FIGURE 4.

Expression of aldh1a3 in the migrating LEM/PCM cells. (A) Mid-gastrula embryos (st. 11) were dissected into dorsal, lateral, and ventral regions, and RNA was extracted from each region. The relative abundance of aldh1a1, aldh1a2, and aldh1a3 was studied by qPCR. The accuracy of the dissections was determined by qPCR of chrd.1, myod1, and szl as dorsal, lateral, and ventral markers, respectively. In comparison to the szl transcript distribution, all other genes had a significantly different distribution, p < 0.0001 using the Fisher exact probability test.

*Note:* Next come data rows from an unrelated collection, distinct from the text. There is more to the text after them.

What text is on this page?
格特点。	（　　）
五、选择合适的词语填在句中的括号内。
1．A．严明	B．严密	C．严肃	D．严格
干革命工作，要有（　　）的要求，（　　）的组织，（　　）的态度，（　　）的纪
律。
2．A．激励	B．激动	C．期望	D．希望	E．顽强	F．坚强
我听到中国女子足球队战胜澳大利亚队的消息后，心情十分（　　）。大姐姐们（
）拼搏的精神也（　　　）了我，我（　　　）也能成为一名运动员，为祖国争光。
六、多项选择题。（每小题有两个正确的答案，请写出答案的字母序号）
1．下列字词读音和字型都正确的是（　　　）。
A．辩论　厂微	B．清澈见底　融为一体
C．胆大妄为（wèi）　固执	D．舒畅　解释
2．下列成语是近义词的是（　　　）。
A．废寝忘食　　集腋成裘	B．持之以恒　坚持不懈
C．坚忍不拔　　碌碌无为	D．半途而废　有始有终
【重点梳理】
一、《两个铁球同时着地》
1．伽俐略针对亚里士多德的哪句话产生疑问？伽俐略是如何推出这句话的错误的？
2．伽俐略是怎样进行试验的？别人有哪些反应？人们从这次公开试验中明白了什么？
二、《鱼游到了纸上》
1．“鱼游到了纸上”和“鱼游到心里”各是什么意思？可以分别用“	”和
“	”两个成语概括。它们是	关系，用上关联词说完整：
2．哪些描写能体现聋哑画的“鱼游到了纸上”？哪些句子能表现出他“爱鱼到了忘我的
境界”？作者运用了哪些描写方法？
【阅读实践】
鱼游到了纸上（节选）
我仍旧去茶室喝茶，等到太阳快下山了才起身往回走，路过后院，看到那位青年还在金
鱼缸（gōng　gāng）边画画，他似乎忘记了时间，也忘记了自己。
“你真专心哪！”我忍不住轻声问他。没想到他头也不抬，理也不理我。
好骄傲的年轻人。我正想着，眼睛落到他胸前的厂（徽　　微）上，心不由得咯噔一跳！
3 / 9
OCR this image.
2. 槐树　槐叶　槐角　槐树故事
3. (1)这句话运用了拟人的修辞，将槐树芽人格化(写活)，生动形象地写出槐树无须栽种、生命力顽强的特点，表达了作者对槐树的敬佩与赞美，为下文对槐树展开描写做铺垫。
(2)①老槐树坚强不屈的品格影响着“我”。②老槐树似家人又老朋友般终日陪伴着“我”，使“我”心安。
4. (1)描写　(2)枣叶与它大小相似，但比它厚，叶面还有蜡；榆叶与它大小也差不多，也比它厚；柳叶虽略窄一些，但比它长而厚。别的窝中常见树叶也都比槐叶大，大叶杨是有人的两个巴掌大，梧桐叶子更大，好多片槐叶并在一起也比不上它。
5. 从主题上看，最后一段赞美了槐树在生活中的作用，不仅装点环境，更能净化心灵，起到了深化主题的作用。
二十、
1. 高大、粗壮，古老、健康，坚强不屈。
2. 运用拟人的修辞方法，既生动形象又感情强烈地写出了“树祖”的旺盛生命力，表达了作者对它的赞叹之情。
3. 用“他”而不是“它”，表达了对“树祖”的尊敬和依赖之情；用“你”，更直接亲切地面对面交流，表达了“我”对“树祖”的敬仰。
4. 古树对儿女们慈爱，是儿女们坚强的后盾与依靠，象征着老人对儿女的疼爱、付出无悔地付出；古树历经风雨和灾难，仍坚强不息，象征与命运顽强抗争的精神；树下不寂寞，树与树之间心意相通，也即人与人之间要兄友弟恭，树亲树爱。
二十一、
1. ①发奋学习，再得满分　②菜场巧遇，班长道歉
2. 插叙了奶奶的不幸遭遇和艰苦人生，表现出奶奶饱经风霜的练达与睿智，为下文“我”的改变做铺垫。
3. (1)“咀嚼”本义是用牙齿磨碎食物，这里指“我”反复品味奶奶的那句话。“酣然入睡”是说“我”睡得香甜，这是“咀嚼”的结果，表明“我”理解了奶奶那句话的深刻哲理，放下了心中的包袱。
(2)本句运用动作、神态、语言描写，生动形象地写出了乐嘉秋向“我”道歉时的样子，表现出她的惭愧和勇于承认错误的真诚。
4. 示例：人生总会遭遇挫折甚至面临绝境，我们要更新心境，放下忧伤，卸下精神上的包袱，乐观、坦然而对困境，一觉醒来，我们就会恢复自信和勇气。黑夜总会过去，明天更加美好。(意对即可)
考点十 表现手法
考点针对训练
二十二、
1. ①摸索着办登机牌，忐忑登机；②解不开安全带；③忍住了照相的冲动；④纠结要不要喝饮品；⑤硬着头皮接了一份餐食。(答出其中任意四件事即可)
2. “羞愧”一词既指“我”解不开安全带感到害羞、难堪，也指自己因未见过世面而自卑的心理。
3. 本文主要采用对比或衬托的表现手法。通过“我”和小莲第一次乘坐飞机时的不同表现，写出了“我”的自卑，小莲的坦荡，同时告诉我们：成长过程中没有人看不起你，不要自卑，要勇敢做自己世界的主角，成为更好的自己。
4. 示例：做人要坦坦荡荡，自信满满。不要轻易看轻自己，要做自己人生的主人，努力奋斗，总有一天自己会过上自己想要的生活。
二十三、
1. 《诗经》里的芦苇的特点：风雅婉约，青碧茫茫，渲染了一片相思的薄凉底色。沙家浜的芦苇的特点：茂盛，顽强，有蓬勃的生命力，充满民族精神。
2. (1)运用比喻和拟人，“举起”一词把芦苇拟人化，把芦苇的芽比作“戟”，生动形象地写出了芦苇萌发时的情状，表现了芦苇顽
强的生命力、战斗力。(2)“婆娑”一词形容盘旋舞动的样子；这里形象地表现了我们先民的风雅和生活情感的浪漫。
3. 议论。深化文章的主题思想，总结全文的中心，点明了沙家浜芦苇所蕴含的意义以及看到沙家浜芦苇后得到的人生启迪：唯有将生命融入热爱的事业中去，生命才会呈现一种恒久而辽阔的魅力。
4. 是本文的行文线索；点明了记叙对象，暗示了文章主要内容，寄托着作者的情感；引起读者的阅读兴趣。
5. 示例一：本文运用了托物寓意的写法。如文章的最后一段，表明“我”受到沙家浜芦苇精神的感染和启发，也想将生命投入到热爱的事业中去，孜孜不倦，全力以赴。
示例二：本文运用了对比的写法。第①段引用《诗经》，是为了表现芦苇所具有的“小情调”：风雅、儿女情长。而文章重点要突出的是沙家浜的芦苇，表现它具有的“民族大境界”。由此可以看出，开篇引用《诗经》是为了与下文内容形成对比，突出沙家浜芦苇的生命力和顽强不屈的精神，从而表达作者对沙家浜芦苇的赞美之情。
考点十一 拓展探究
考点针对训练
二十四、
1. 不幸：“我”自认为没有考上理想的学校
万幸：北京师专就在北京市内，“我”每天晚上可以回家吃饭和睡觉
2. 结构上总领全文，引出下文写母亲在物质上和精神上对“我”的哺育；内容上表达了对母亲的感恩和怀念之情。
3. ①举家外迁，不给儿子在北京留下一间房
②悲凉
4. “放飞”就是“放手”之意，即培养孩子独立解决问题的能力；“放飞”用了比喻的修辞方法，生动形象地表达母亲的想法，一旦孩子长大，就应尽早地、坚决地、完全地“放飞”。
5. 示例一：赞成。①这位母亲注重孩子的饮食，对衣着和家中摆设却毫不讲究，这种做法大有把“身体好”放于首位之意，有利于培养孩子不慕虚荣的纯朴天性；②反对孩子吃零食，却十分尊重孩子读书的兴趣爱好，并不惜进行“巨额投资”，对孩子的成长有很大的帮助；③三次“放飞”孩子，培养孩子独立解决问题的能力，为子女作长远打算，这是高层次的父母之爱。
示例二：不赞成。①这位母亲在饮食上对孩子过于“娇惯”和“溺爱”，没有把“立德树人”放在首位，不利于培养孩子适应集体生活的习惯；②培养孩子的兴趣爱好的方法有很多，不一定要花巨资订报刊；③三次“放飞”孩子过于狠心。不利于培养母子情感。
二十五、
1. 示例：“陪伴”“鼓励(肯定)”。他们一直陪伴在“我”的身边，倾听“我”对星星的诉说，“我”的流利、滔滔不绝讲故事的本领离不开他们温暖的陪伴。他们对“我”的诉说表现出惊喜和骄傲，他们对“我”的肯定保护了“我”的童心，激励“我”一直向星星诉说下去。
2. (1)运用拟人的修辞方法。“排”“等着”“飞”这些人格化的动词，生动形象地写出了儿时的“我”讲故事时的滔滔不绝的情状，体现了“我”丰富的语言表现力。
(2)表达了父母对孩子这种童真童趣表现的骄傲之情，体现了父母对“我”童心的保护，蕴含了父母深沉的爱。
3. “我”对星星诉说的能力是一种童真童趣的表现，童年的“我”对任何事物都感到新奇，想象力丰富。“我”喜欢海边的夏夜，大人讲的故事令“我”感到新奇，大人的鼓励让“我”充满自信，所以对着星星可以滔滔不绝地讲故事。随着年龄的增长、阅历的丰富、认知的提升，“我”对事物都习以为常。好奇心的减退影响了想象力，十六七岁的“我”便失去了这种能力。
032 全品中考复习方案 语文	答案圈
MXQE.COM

Spatial expression pattern comparison between aldh1a3 and aldh1a2 (B,C), aldh1a3 and cyp26a1 (D,E), and aldh1a3 and otx2 (F,G). (B–D,F,G) dorsal view, anterior to the top. (H,I) Embryos were injected with mRNA encoding WNT8a (H) or BMP4 (I) and samples were collected during early and mid-gastrula, and early neurula stages (st. 10.5, 11, and 13). qPCR analysis was performed for aldh1a2 and aldh1a3, the dorsal markers gsc and admp, and the ventral genes szl and ventx1.2. Relative expression was normalized to levels in control embryos. Groups of injected embryos were incubated to tailbud stages to determine their dorsoanterior index (DAI) (Kao and Elinson, 1988). wnt8a, DAI = 5.67; bmp4, DAI = 3.64.